Кузьмич хмыкнул. Не весело, не насмешливо — понимающе. Пять лет он наблюдал, как Палваслич умеет говорить и не говорить одновременно. Научился слышать между слов. «Увидим» сейчас у меня означало: я знаю, но не скажу, и вы тоже скоро узнаете. Кузьмич принял это.
Нина смотрела на экран долго, не отрываясь. Потом — повернулась ко мне. Её глаза тоже сказали то, что сказали глаза Кузьмича: поняла, не спрашиваю.
Мы досмотрели до конца. Минут тридцать ещё. Черненко выдержал. Откашлялся, вытер лоб платком, поклонился под аплодисменты (хлопали по инерции, хлопок был плотный, но не восторженный — уставший). Ушёл с трибуны.
Я выключил телевизор.
— Зинаида Фёдоровна, — сказал тихо. — Чайник у вас готов?
— Готов, Павел Васильевич.
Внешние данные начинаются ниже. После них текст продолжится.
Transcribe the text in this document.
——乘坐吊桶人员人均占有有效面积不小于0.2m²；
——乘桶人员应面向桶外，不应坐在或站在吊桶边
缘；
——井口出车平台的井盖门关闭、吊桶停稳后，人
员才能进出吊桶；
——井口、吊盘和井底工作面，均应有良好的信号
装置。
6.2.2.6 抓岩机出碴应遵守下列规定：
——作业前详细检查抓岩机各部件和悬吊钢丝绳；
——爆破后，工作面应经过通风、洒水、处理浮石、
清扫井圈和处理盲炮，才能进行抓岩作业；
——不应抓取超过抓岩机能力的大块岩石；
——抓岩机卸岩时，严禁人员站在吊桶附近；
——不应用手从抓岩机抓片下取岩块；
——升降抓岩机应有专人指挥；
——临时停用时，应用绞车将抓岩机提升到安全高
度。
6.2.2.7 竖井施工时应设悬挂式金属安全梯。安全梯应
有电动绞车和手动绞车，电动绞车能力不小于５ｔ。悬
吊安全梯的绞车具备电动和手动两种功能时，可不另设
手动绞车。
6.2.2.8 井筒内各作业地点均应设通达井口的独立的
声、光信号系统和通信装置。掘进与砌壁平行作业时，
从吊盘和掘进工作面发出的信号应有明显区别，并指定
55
Налить всем?
— Налейте.
Она налила. Мы пили молча. Кузьмич допил, поставил стакан, встал:
— Палваслич, завтра на ферму — в семь. Сводка по надоям — у меня с собой, положил на твоём столе. Пошёл.
— Иди, Кузьмич. Спасибо.
Он надел кепку, вышел. Зинаида Фёдоровна и Нина тоже засобирались. Люся хотела остаться — убрать стаканы, — но я сказал: «Иди, Люся, я уберу». Она кивнула и пошла.
Я остался один.
На крыльце правления стоял минут десять. Мороз — минус двенадцать, мягкий. Ветра не было. Над деревней стояли звёзды — пронзительные, зимние, ясные. Большая Медведица опрокинулась на правый бок, Полярная звезда ровно над крышей клуба. Млечный путь — бледной полосой через всё небо.
Дышал. Холодный воздух входил в лёгкие, выходил белым паром, который висел секунду и таял.
Пять лет.
Два генсека в земле. Брежнев — в Кремлёвской стене, в ноябре восемьдесят второго. Андропов — в Кремлёвской стене, две недели назад. Третий, Черненко, — только что на экране, еле живой, с дрожащей бумажкой. Через год и двадцать дней — туда же, в Кремлёвскую стену. А четвёртый ждёт. Моложе всех на двадцать-тридцать лет. Здоровее. С ясной речью. С планами.